下請事業者が延長に同意していても有効ですか?

下請事業者の同意があっても、支払期日管理の適法性が自動的に担保されるわけではありません。同意書を作っても、行政調査局面では「受領日起算でどう管理していたか」「遅延が発生していないか」が見られます。

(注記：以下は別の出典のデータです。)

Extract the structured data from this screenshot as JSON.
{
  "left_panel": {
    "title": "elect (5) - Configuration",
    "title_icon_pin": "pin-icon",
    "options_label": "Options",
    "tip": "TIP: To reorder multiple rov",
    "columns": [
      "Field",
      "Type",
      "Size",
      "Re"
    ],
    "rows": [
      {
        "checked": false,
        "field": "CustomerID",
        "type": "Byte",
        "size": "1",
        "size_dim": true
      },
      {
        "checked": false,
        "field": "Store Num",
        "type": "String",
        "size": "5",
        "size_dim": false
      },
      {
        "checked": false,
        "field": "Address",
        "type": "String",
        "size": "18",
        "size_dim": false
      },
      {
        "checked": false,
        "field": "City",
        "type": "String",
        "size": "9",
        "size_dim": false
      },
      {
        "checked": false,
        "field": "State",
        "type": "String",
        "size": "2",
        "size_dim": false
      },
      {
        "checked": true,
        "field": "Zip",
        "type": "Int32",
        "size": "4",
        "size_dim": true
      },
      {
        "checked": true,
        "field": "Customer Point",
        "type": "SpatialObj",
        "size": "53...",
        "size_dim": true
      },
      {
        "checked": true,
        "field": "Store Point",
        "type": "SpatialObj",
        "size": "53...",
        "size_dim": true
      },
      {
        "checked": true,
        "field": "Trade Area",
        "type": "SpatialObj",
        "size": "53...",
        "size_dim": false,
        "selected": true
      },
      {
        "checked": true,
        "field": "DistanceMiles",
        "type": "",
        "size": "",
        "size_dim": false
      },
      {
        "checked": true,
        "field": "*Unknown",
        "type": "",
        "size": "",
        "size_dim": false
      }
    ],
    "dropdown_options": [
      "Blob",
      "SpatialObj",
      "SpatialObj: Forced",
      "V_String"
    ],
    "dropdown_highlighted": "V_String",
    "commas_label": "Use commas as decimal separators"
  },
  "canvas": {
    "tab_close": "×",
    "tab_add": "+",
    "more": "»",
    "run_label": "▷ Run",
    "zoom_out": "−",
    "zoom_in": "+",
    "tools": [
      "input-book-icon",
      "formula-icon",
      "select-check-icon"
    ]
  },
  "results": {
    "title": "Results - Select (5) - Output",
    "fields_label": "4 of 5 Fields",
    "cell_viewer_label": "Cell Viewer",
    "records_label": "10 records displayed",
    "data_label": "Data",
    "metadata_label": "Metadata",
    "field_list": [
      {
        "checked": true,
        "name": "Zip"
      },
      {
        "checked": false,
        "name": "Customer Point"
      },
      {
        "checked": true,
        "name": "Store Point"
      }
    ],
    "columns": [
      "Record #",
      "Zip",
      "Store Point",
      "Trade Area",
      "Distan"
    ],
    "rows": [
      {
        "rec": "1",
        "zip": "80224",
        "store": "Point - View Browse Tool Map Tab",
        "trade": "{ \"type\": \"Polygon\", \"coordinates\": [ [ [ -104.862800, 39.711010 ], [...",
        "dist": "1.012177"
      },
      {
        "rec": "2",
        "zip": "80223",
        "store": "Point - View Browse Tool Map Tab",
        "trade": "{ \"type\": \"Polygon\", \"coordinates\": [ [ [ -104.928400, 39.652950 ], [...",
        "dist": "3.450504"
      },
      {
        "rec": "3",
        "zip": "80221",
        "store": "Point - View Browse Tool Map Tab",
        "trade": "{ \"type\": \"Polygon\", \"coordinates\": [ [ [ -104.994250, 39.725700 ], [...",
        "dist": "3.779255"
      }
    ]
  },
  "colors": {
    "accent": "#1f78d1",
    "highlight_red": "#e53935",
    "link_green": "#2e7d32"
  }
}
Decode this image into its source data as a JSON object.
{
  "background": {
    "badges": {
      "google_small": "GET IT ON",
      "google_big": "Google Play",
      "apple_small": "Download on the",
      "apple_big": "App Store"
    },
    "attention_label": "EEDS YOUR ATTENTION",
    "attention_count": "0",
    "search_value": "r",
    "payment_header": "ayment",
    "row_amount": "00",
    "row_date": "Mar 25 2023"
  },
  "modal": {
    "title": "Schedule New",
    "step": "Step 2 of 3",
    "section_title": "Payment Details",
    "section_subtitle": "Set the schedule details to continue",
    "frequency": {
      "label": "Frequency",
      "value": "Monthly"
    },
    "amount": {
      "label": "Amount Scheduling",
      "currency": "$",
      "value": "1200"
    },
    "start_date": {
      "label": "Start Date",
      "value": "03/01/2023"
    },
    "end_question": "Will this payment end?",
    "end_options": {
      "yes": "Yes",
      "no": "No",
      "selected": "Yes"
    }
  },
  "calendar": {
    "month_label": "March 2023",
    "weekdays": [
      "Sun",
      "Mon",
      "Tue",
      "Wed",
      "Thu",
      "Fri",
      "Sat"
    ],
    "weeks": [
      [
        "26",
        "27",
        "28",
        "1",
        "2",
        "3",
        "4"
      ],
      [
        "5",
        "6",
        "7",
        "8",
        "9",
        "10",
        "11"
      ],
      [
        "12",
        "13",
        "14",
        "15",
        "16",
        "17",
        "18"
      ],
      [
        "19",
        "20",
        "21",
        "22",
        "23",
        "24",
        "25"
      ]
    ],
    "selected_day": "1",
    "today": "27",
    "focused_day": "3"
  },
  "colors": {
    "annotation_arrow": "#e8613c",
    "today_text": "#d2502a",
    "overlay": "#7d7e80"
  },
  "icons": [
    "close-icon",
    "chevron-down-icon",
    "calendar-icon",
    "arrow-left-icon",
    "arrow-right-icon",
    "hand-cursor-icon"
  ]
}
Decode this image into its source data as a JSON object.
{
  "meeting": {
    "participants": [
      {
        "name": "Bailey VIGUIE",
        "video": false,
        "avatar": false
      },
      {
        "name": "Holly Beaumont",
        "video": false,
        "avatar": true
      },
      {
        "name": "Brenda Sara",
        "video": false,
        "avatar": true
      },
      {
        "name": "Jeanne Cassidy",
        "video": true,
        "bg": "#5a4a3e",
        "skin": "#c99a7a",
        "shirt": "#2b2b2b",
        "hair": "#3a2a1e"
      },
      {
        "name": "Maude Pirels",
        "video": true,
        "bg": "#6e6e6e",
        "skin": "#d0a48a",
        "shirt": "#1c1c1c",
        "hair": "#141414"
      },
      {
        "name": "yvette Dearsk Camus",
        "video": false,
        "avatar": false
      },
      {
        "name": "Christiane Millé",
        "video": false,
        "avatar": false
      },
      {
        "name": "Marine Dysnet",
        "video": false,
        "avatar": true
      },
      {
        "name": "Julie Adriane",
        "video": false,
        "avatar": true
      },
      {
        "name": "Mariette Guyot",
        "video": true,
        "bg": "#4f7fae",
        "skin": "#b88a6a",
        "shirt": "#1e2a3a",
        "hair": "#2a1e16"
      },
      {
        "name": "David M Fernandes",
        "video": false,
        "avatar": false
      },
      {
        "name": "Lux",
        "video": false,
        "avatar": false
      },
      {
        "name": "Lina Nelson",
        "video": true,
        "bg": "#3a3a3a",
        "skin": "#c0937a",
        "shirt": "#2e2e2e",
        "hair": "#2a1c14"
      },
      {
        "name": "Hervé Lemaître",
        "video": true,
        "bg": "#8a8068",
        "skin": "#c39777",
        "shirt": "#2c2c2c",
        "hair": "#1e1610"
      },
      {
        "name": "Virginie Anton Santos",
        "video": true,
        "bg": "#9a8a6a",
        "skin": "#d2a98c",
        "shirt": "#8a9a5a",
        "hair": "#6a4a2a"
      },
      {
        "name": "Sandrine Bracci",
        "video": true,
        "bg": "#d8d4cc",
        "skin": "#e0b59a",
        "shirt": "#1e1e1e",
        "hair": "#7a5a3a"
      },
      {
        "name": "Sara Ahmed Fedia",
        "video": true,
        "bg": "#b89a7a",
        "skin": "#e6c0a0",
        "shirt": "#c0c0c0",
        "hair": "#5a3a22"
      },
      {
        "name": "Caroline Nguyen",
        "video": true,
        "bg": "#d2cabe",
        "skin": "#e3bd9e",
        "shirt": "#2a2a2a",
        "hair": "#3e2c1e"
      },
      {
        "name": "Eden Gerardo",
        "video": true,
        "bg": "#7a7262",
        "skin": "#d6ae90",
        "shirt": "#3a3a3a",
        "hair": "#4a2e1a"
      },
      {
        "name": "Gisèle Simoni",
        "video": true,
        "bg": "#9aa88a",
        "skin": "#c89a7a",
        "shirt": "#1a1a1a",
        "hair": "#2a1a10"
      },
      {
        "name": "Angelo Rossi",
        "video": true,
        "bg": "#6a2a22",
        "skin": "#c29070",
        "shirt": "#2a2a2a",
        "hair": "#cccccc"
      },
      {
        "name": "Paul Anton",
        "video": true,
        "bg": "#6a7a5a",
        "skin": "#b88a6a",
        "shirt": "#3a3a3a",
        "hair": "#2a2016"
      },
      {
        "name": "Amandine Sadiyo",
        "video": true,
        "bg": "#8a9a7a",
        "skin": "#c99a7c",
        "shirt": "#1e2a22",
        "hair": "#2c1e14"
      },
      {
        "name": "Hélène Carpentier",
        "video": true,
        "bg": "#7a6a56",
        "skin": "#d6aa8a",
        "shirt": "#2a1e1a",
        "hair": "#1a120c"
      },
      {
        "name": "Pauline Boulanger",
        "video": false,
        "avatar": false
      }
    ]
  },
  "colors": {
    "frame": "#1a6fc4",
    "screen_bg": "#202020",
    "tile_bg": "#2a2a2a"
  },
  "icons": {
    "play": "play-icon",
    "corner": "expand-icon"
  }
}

参照情報にあるとおり、行政当局対応では自主的な報告を含めた対応方針の検討が重要になることがあります。期日延長の合意に頼るのではなく、期限内支払を前提にした社内統制(受領日登録、例外支払、アラート)へ設計を戻すことが安全です。

公正取引委員会にはどう相談できますか?

公正取引委員会や中小企業庁への相談・申告は、下請法違反の是正につながり得る手段です。参照情報にある行政当局対応の一般論(当局への報告・資料提出等を見据えた対応方針の検討、当局対応ノウハウの重要性)を踏まえると、相談時点で次のような資料が整理されていると、事実関係の説明がしやすくなります。

相談・申告時に整理しておくとよい情報例
  • 受領日(役務完了日)と根拠資料(受領書、メール送信記録、クラウド格納記録等)
  • 支払期日(受領日起算60日以内かどうか)と実際の支払日
  • 不払金額がある場合の金額・理由・協議経緯(参照情報のフォーム例の発想で整理)

下請法の支払遅延への対応で次にすべきこと

支払遅延の実務判断は、まず下請法の適用関係(資本金基準と委託類型)を押さえたうえで、受領日(役務完了日)を起算に60日以内で支払期日が設計・運用されているかを点検するところから始まります。違反認定は主観よりも「期日を徒過したか」という客観事実で整理されやすいため、受領日・支払期日・支払日を発注単位で説明できる記録整備が判断の軸になります。運用面では、請求書未着や検収未完を理由に支払を止めない例外フロー、メール納品・クラウド格納での到達時点を根拠化するルール、支払留保時の理由・金額の文書化が、遅延の温床を減らします。親事業者側は法務・購買・現場・経理のどこでアラートを出し、どこで支払を確実に実行するかをフローとして固定し、下請事業者側は受領日根拠と支払実績を揃えたうえで公正取引委員会や中小企業庁への相談も選択肢になります。個別案件の起算日ややり直し時の扱いは事実関係で結論が変わるため、迷う場合は早めに法務・専門家に相談し、証拠と時系列の整理を先に進めるのが安全です。